I'm pretty sure this will be hard to measure.

Top-level types I think are:

  • Notifications ("Echo") e-mails (mostly opt-in on a per-sub-type level)
  • ENOTIF ("Watchlist") e-mails (opt-in feature at the type level only)

There are sub-types to each of these (Talk page message, Thanks, Mentions, Failed log-ins, etc.; Page edited, created, deleted, moved)

Right now all these e-mails have both their fields for from and reply-to set to wiki@wikimedia.org, regardless of type of e-mail or wiki.

If we wanted to measure this, we could vary the addresses by type and/or wiki, but this would potentially be pretty disruptive for our users (I for one filter e-mails from wiki@wikimedia.org so they don't go to my inbox). If we didn't do that, I'm not sure of alternative paths to getting the data; we could vary just the reply-to (which presumably people don't filter on) but (a) we'd need to set that up in the mail system to create N(number of types to measure) x M(number of wikis to measure for) black hole addresses, and that only gets us the numerator unless there's something I'm missing?

  • How does this break down by how long the user has been registered?

I don't think we can reasonably measure that at all, sorry. To do that we'd have to tie each e-mail sent and received to each specific user and then measure against them. That's an awful lot of infrastructure to build.

Looking at this just over the last 60 days is totally fine.

I don't know if the denominator (number of e-mails sent from the job runners) are measured – @herron, don't suppose you know? Also, are e-mails only despatched from there or are there other sources (beyond FR-tech) of such e-mails?

I am not sure about that off hand. But if we can identify a unique set of envelope attributes to these messages (sender/recipient/sending host) we could pull a count form the MX logs based on that.

Right now all these e-mails have both their fields for from and reply-to set to wiki@wikimedia.org, regardless of type of e-mail or wiki.

This is going to be the big constraint in pulling counts from mail logs. We can generate high level counts based on envelope data, but to get more granular we would have to inspect email message contents on the MX which is not feasible.

If we wanted to measure this, we could vary the addresses by type and/or wiki, but this would potentially be pretty disruptive for our users (I for one filter e-mails from wiki@wikimedia.org so they don't go to my inbox). If we didn't do that, I'm not sure of alternative paths to getting the data; we could vary just the reply-to (which presumably people don't filter on) but (a) we'd need to set that up in the mail system to create N(number of types to measure) x M(number of wikis to measure for) black hole addresses, and that only gets us the numerator unless there's something I'm missing?

In addition, the varied field would need to be within the message envelope in order to be reflected in the MX logs. Sadly reply-to would not be sufficient.

I'm inclined to suggest that these types of detailed metrics would be more straightforward to implement within the system generating the messages. Counters could be incremented as messages are sent.
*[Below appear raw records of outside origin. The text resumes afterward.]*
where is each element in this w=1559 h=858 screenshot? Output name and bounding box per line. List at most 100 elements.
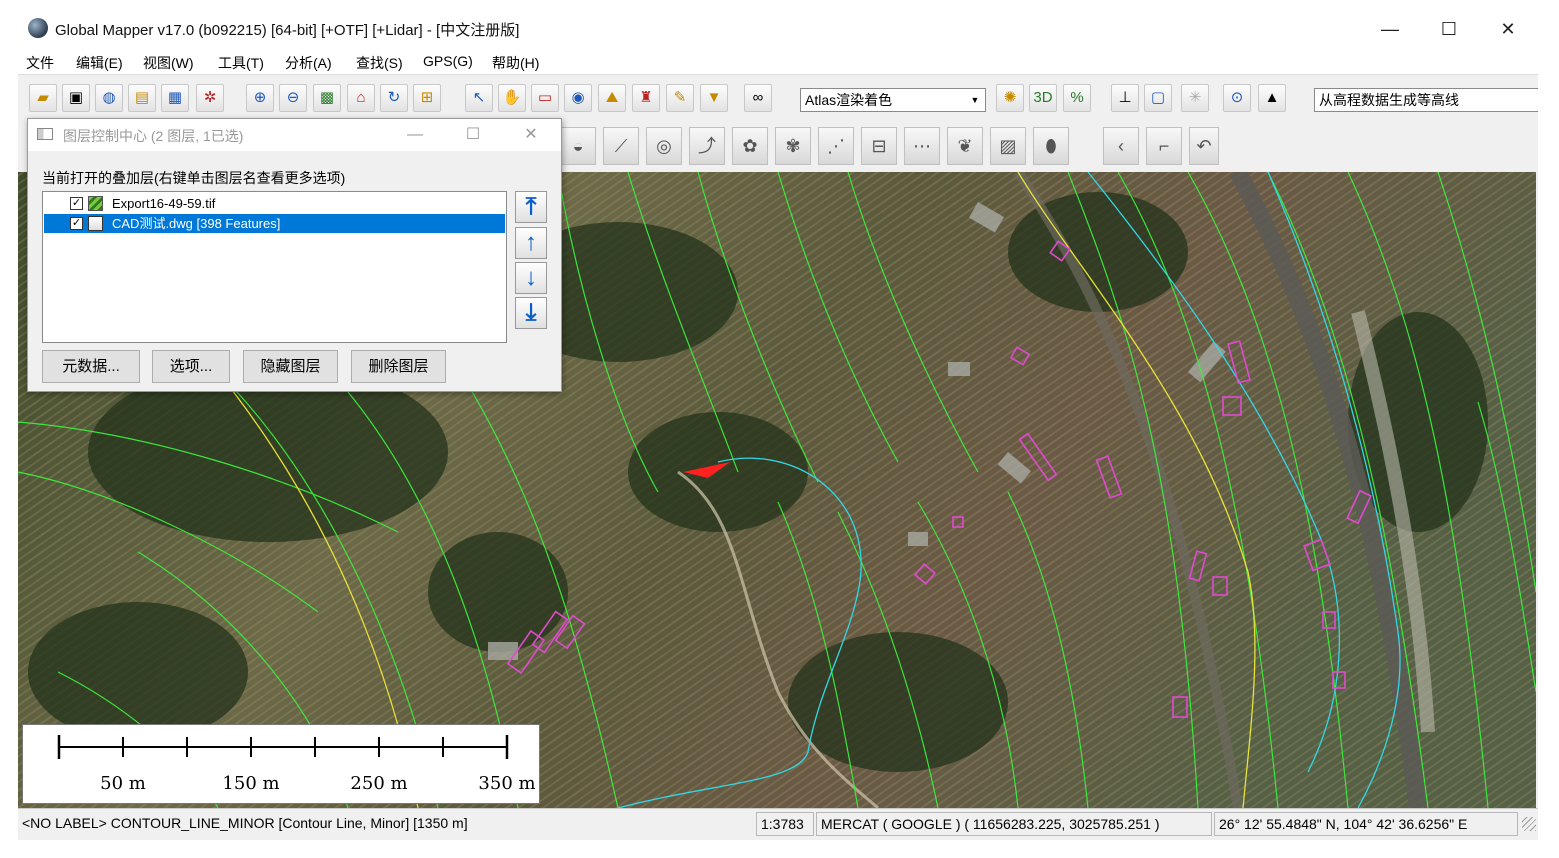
render-mode-select[interactable]: Atlas渲染着色 ▼ — [800, 88, 986, 112]
zoom-in-icon[interactable]: ⊕ — [246, 84, 274, 112]
save-icon[interactable]: ▣ — [62, 84, 90, 112]
layer-checkbox[interactable]: ✓ — [70, 197, 83, 210]
menu-help[interactable]: 帮助(H) — [492, 53, 539, 73]
shader-icon[interactable]: ✺ — [996, 84, 1024, 112]
dialog-maximize-button[interactable]: ☐ — [458, 123, 488, 147]
move-vertex-icon[interactable]: ‹ — [1103, 127, 1139, 165]
profile-icon[interactable]: ⊥ — [1111, 84, 1139, 112]
options-button[interactable]: 选项... — [152, 350, 230, 383]
menu-edit[interactable]: 编辑(E) — [76, 53, 123, 73]
menu-gps[interactable]: GPS(G) — [423, 53, 473, 69]
raster-layer-icon — [88, 196, 103, 211]
status-latlon: 26° 12' 55.4848" N, 104° 42' 36.6256" E — [1214, 812, 1518, 836]
config-icon[interactable]: ▤ — [128, 84, 156, 112]
scale-label: 50 m — [100, 773, 146, 794]
resize-grip-icon[interactable] — [1522, 817, 1536, 831]
north-arrow-icon[interactable]: ▲ — [1258, 84, 1286, 112]
pencil-icon[interactable]: ✎ — [666, 84, 694, 112]
tower-icon[interactable]: ♜ — [632, 84, 660, 112]
scale-label: 350 m — [478, 773, 536, 794]
dialog-title: 图层控制中心 (2 图层, 1已选) — [63, 128, 244, 144]
pan-hand-icon[interactable]: ✋ — [498, 84, 526, 112]
move-to-top-button[interactable]: ⤒ — [515, 191, 547, 223]
dialog-minimize-button[interactable]: — — [400, 123, 430, 147]
refresh-icon[interactable]: ↻ — [380, 84, 408, 112]
layer-row[interactable]: ✓ CAD测试.dwg [398 Features] — [44, 214, 505, 233]
hide-layer-button[interactable]: 隐藏图层 — [243, 350, 338, 383]
chevron-down-icon: ▼ — [970, 95, 980, 105]
layer-list[interactable]: ✓ Export16-49-59.tif ✓ CAD测试.dwg [398 Fe… — [42, 191, 507, 343]
tools-icon[interactable]: ✲ — [196, 84, 224, 112]
vertex-icon[interactable]: ⋰ — [818, 127, 854, 165]
layer-name: Export16-49-59.tif — [112, 196, 216, 211]
command-field[interactable]: 从高程数据生成等高线 — [1314, 88, 1538, 112]
percent-icon[interactable]: % — [1063, 84, 1091, 112]
render-mode-value: Atlas渲染着色 — [805, 92, 893, 108]
filter-icon[interactable]: ▼ — [700, 84, 728, 112]
menu-bar: 文件 编辑(E) 视图(W) 工具(T) 分析(A) 查找(S) GPS(G) … — [18, 50, 1538, 74]
create-line-icon[interactable]: ⟋ — [603, 127, 639, 165]
metadata-button[interactable]: 元数据... — [42, 350, 140, 383]
delete-layer-button[interactable]: 删除图层 — [351, 350, 446, 383]
split-icon[interactable]: ⊟ — [861, 127, 897, 165]
layer-name: CAD测试.dwg [398 Features] — [112, 216, 281, 231]
insert-vertex-icon[interactable]: ⌐ — [1146, 127, 1182, 165]
star-icon[interactable]: ✳ — [1181, 84, 1209, 112]
full-view-icon[interactable]: ▩ — [313, 84, 341, 112]
page-icon[interactable]: ▢ — [1144, 84, 1172, 112]
reshape-icon[interactable]: ✾ — [775, 127, 811, 165]
status-scale: 1:3783 — [756, 812, 814, 836]
menu-view[interactable]: 视图(W) — [143, 53, 194, 73]
menu-file[interactable]: 文件 — [26, 53, 54, 73]
path-profile-icon[interactable]: ⛰ — [598, 84, 626, 112]
zoom-out-icon[interactable]: ⊖ — [279, 84, 307, 112]
scale-bar: 50 m 150 m 250 m 350 m — [22, 724, 540, 804]
measure-icon[interactable]: ▭ — [531, 84, 559, 112]
feature-info-icon[interactable]: ◉ — [564, 84, 592, 112]
globe-icon[interactable]: ◍ — [95, 84, 123, 112]
vector-layer-icon — [88, 216, 103, 231]
close-button[interactable]: ✕ — [1485, 12, 1531, 46]
layer-checkbox[interactable]: ✓ — [70, 217, 83, 230]
undo-icon[interactable]: ↶ — [1189, 127, 1219, 165]
minimize-button[interactable]: — — [1367, 12, 1413, 46]
status-projection: MERCAT ( GOOGLE ) ( 11656283.225, 302578… — [816, 812, 1212, 836]
globe-app-icon — [28, 18, 48, 38]
menu-search[interactable]: 查找(S) — [356, 53, 403, 73]
3d-view-icon[interactable]: 3D — [1029, 84, 1057, 112]
home-icon[interactable]: ⌂ — [347, 84, 375, 112]
fill-area-icon[interactable]: ⬮ — [1033, 127, 1069, 165]
gps-target-icon[interactable]: ⊙ — [1223, 84, 1251, 112]
smooth-icon[interactable]: ❦ — [947, 127, 983, 165]
move-up-button[interactable]: ↑ — [515, 227, 547, 259]
menu-tools[interactable]: 工具(T) — [218, 53, 264, 73]
create-area-icon[interactable]: ◒ — [560, 127, 596, 165]
binoculars-icon[interactable]: ∞ — [744, 84, 772, 112]
scale-label: 150 m — [222, 773, 280, 794]
layer-list-label: 当前打开的叠加层(右键单击图层名查看更多选项) — [42, 170, 346, 186]
move-to-bottom-button[interactable]: ⤓ — [515, 297, 547, 329]
path-icon[interactable]: ⤴ — [689, 127, 725, 165]
open-folder-icon[interactable]: ▰ — [29, 84, 57, 112]
title-bar: Global Mapper v17.0 (b092215) [64-bit] [… — [18, 0, 1538, 50]
window-title: Global Mapper v17.0 (b092215) [64-bit] [… — [55, 22, 520, 39]
layer-row[interactable]: ✓ Export16-49-59.tif — [44, 194, 505, 213]
dialog-title-bar[interactable]: 图层控制中心 (2 图层, 1已选) — ☐ ✕ — [28, 119, 561, 151]
window-icon — [37, 128, 53, 140]
scale-label: 250 m — [350, 773, 408, 794]
move-down-button[interactable]: ↓ — [515, 262, 547, 294]
export-icon[interactable]: ▦ — [161, 84, 189, 112]
command-value: 从高程数据生成等高线 — [1319, 92, 1459, 108]
digitizer-toolbar: ◒ ⟋ ◎ ⤴ ✿ ✾ ⋰ ⊟ ⋯ ❦ ▨ ⬮ ‹ ⌐ ↶ — [558, 122, 1223, 172]
menu-analysis[interactable]: 分析(A) — [285, 53, 332, 73]
edit-area-icon[interactable]: ✿ — [732, 127, 768, 165]
merge-icon[interactable]: ⋯ — [904, 127, 940, 165]
layer-control-dialog: 图层控制中心 (2 图层, 1已选) — ☐ ✕ 当前打开的叠加层(右键单击图层… — [27, 118, 562, 392]
maximize-button[interactable]: ☐ — [1426, 12, 1472, 46]
status-feature: <NO LABEL> CONTOUR_LINE_MINOR [Contour L… — [18, 812, 754, 836]
circle-icon[interactable]: ◎ — [646, 127, 682, 165]
buffer-icon[interactable]: ▨ — [990, 127, 1026, 165]
digitizer-icon[interactable]: ↖ — [465, 84, 493, 112]
grid-icon[interactable]: ⊞ — [413, 84, 441, 112]
dialog-close-button[interactable]: ✕ — [516, 123, 546, 147]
MMiller_WMF added a subscriber: herron.

Assigning this to @nettrom_WMF so he can drive it from here. This is a medium-priority need for the Growth team. We definitely want to know, but are not currently blocked by not knowing the answer. However, if the answer here is a high number, it will materially change our roadmap.

herron moved this task from Backlog to Radar on the User-herron board.Sep 20 2018, 3:57 PM
kostajh added a subscriber: kostajh.

Growth-Team discussed in triage this week, we would like to get to this in Q3.

herron moved this task from Backlog to Radar on the Mail board.Nov 9 2018, 9:50 PM
JTannerWMF moved this task from Q2 2019-20 to Q1 2019-20 on the Growth-Team board.Jun 17 2019, 6:52 PM
JTannerWMF moved this task from Q1 2019-20 to FY 2019-20 on the Growth-Team board.Jul 5 2019, 8:41 PM
JTannerWMF added a subscriber: JTannerWMF.

We will return to this with the a future project, Engagement Emails.